Tak, cały wsad wymieniony zgodnie z różnorakimi instrukcjami oraz poradnikami i kolejnością wkładania elementów, dekiel wysprzęglika założony na sprężynę, zawleczki poskładane oraz pozaginane (trochę "pary" w rękach mam, więc jakiegoś super problemu nie było żeby docisnąć dekiel ze sprężyną i włożyć zawleczki, poszło nawet łatwiej z tym niż myślałem choć paluchy bolały :> ) Palec na miejscu, popychacz na miejscu. Linka jak i łapa od nich pracuje poprawnie, popychacz się porusza przy naciśnięciu klamki. Zerknę jutro jak wrócę z pracy co z tym automatem czy jest na miejscu wszystko i dam znać jak to wygląda, postaram się też zrobić parę zdjęć i wrzucić szanownemu gronu do oceny jak to wygląda. Na co zwracać głównie uwagę przy ocenie automatu tak btw?

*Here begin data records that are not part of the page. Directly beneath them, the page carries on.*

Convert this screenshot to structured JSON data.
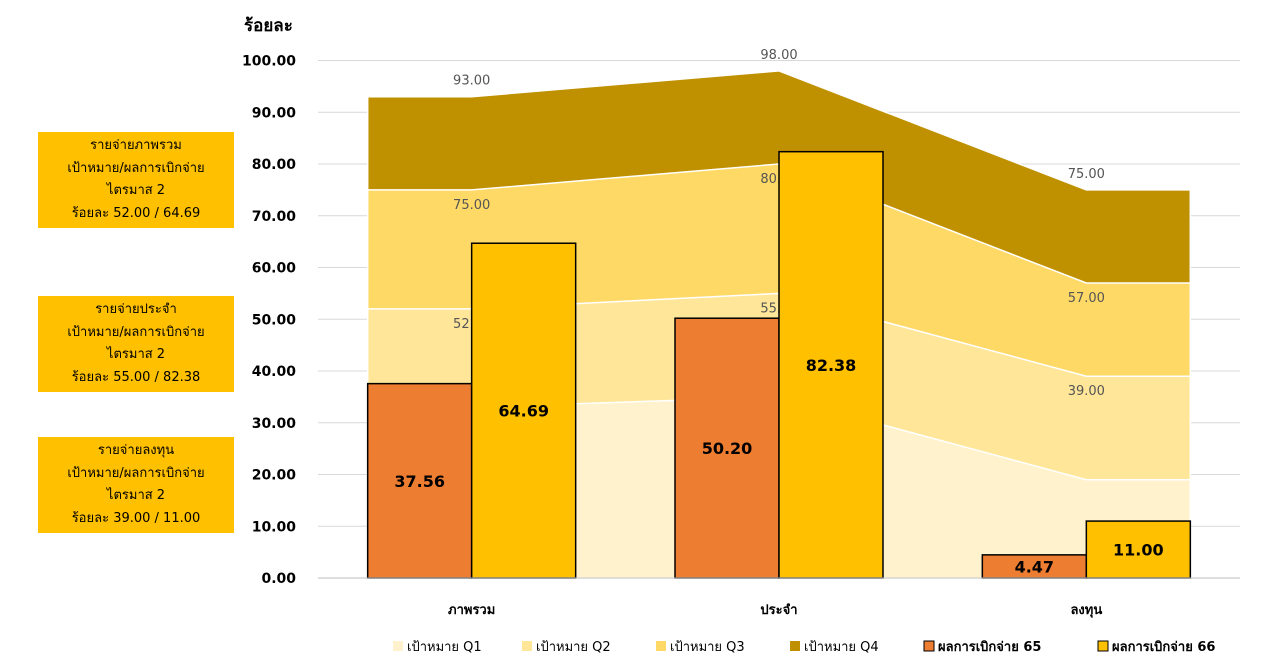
{
  "side_boxes": [
    {
      "line1": "รายจ่ายภาพรวม",
      "line2": "เป้าหมาย/ผลการเบิกจ่าย",
      "line3": "ไตรมาส 2",
      "line4": "ร้อยละ 52.00 / 64.69"
    },
    {
      "line1": "รายจ่ายประจำ",
      "line2": "เป้าหมาย/ผลการเบิกจ่าย",
      "line3": "ไตรมาส 2",
      "line4": "ร้อยละ 55.00 / 82.38"
    },
    {
      "line1": "รายจ่ายลงทุน",
      "line2": "เป้าหมาย/ผลการเบิกจ่าย",
      "line3": "ไตรมาส 2",
      "line4": "ร้อยละ 39.00 / 11.00"
    }
  ],
  "chart_data": {
    "type": "bar",
    "ylabel": "ร้อยละ",
    "ylim": [
      0,
      100
    ],
    "yticks": [
      "0.00",
      "10.00",
      "20.00",
      "30.00",
      "40.00",
      "50.00",
      "60.00",
      "70.00",
      "80.00",
      "90.00",
      "100.00"
    ],
    "grid": true,
    "legend_position": "bottom",
    "categories": [
      "ภาพรวม",
      "ประจำ",
      "ลงทุน"
    ],
    "area_series": [
      {
        "name": "เป้าหมาย Q1",
        "values": [
          33,
          35,
          19
        ],
        "color": "#fff2cc",
        "labels": [
          "",
          "",
          ""
        ]
      },
      {
        "name": "เป้าหมาย Q2",
        "values": [
          52,
          55,
          39
        ],
        "color": "#ffe699",
        "labels": [
          "52.00",
          "55.00",
          "39.00"
        ]
      },
      {
        "name": "เป้าหมาย Q3",
        "values": [
          75,
          80,
          57
        ],
        "color": "#ffd966",
        "labels": [
          "75.00",
          "80.00",
          "57.00"
        ]
      },
      {
        "name": "เป้าหมาย Q4",
        "values": [
          93,
          98,
          75
        ],
        "color": "#bf9000",
        "labels": [
          "93.00",
          "98.00",
          "75.00"
        ]
      }
    ],
    "bar_series": [
      {
        "name": "ผลการเบิกจ่าย 65",
        "values": [
          37.56,
          50.2,
          4.47
        ],
        "color": "#ed7d31",
        "labels": [
          "37.56",
          "50.20",
          "4.47"
        ]
      },
      {
        "name": "ผลการเบิกจ่าย 66",
        "values": [
          64.69,
          82.38,
          11.0
        ],
        "color": "#ffc000",
        "labels": [
          "64.69",
          "82.38",
          "11.00"
        ]
      }
    ]
  }
}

RE: Gdańska 205-tka - nie przenosi napędu - bkrukl - 05-06-2020 16:59:15

Na luzy i czy polączone ze sobą jest wszystko, co połączone być powinno :-)


RE: Gdańska 205-tka - nie przenosi napędu - buras_tft - 05-06-2020 17:17:42

(05-06-2020 16:59:15)bkrukl napisał(a):  Na luzy i czy polączone ze sobą jest wszystko, co połączone być powinno :-)

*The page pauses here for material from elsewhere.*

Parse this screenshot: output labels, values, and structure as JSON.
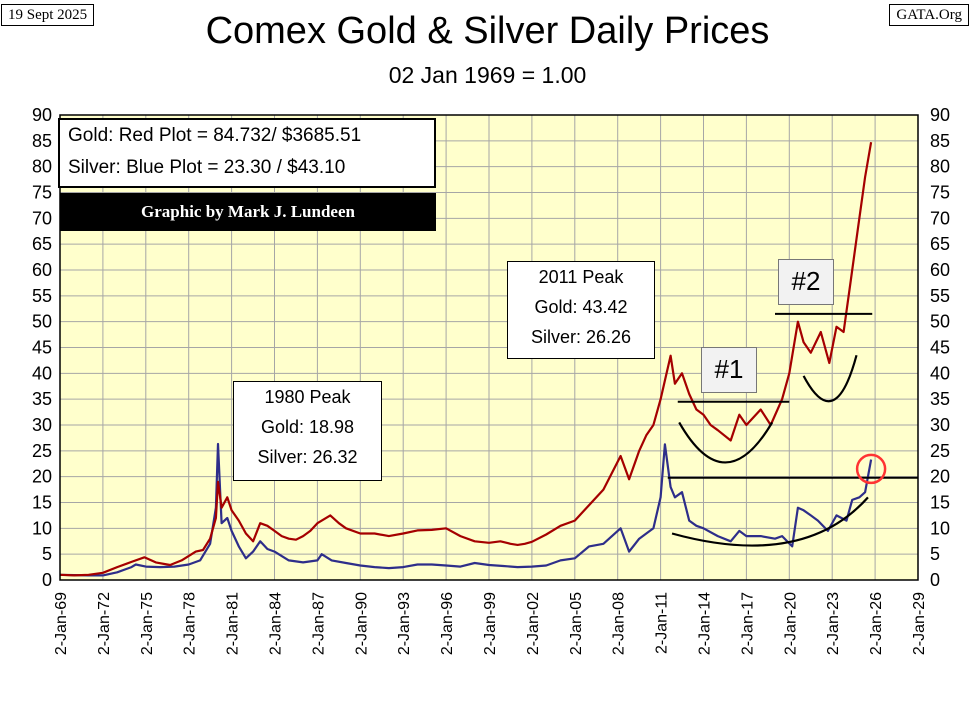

Ok, machnę wieczorem jakieś parę filmików i artykułów dotyczących automatu i jutro będę badał pacjenta Smile Mam nadzieję, że tylko coś "wyskoczyło" i da się to zrobić, bo jak zobaczyłem ceny nowych automatów to się przeraziłem loo
Dzięki za trop, jutro dziada odkręcę i dam znać co i jak Smile


RE: Gdańska 205-tka - nie przenosi napędu - bkrukl - 05-06-2020 17:43:24

Wątpie ze to automat ale popatrz. Mógł sie rozczepic wodzić od automatu.
Bardziej chyba bym obstawiał ukręcony wałek zdawczy. No ale pozaglądaj.

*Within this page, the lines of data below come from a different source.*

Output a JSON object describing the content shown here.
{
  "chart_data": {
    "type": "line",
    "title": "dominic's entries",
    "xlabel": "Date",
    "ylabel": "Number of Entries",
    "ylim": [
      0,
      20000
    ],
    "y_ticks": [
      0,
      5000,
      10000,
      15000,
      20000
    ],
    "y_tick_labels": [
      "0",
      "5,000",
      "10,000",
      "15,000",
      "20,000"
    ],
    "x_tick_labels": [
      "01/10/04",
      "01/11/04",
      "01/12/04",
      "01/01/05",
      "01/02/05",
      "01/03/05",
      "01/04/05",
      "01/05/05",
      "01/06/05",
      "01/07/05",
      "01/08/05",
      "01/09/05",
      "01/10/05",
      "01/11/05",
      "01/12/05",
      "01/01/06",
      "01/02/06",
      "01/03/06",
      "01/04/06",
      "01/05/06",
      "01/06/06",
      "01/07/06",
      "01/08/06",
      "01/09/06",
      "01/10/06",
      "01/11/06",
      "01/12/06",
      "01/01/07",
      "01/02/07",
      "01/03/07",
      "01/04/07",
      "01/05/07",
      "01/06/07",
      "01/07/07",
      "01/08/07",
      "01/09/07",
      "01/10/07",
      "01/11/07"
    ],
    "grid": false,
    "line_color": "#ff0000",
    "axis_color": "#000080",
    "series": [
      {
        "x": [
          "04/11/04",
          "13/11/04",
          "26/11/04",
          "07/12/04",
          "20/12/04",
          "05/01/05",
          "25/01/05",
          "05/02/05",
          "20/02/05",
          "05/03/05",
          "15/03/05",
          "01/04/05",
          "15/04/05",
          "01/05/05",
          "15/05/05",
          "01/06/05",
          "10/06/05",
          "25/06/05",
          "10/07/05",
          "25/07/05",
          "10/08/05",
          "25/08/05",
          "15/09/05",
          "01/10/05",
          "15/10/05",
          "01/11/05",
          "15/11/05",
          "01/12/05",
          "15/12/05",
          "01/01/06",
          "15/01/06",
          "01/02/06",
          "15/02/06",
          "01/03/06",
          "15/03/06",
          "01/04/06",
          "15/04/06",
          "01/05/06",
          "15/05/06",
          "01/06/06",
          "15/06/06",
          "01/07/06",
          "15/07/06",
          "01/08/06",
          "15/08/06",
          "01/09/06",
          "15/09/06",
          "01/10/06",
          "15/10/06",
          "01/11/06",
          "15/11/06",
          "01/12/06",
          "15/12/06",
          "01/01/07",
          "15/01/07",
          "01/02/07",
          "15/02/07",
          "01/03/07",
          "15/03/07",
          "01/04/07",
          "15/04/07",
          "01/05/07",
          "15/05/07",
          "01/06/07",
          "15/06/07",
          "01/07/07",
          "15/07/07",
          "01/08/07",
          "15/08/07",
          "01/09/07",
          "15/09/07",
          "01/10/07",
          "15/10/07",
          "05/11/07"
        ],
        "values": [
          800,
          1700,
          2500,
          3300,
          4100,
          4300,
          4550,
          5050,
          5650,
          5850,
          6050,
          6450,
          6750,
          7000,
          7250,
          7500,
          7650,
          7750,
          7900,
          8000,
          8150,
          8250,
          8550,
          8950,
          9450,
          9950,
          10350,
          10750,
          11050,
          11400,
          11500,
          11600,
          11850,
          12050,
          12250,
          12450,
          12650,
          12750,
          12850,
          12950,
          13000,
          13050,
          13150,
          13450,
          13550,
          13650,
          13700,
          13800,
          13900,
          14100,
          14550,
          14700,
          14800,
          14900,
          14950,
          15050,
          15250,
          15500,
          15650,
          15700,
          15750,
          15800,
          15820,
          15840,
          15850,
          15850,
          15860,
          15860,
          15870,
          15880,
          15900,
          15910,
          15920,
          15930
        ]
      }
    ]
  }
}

RE: Gdańska 205-tka - nie przenosi napędu - arturwietnamczyk - 06-06-2020 10:32:56

Podejrzewam ukręcony frez zębatki zdawczej,


RE: Gdańska 205-tka - nie przenosi napędu - buras_tft - 07-06-2020 19:31:39

(06-06-2020 10:32:56)arturwietnamczyk napisał(a):  Podejrzewam ukręcony frez zębatki zdawczej,

Szanowne grono!
Jak obiecałem poszedłem dziś sprawdzić temat automatu, zębatki i wałka.
Rozbebeszyłem wszystko z prawej strony i zacząłem przegląd automatu. Co prawda na łączeniu dźwigni z łapą ma luz w pionie ale podkładka dodatkowa i powinno zniwelować. Tak czy siak wodzik na śrubę od biegu założony, biegi na choince przesuwa (czuć i słychać przeskok). Zdjąłem automat i zabrałem się za inspekcje zębatki. Zablokowałem go na biegu, odkręciłem i moim oczom ukazał się widok zębatki obracającej się mimo zblokowanego biegu. Zdjąłem ją... i na wewnętrznej stronie nie było na niej w ogóle frezu Big Grin Na wałku frez jak z fabryki, zębatka od wewnątrz za to gładka jak niemowlę Big Grin
Pozdrawiam poprzedniego właściciela, który to tak założył, aż dziw że to się przemieszczało Smile
Proszę, potwierdźcie tylko moje przypuszczenia że to wina tej zębatki Smile
Wstawiam również zdjęcie zębatki (przepraszam za syf w środku, jutro to wyczyszczę na błysk - po wczorajszej grze w scrabble ze znajomymi i paru drinkach w tym wieku człowiek nie ma zbytnio siły na dzień następny :> )


RE: Gdańska 205-tka - nie przenosi napędu - bkrukl - 07-06-2020 19:35:13

Poprzedni właściciel mógł zalożyć z ząbkami. Ale że pewnie chińska była to ząbki ładne zebrało :-)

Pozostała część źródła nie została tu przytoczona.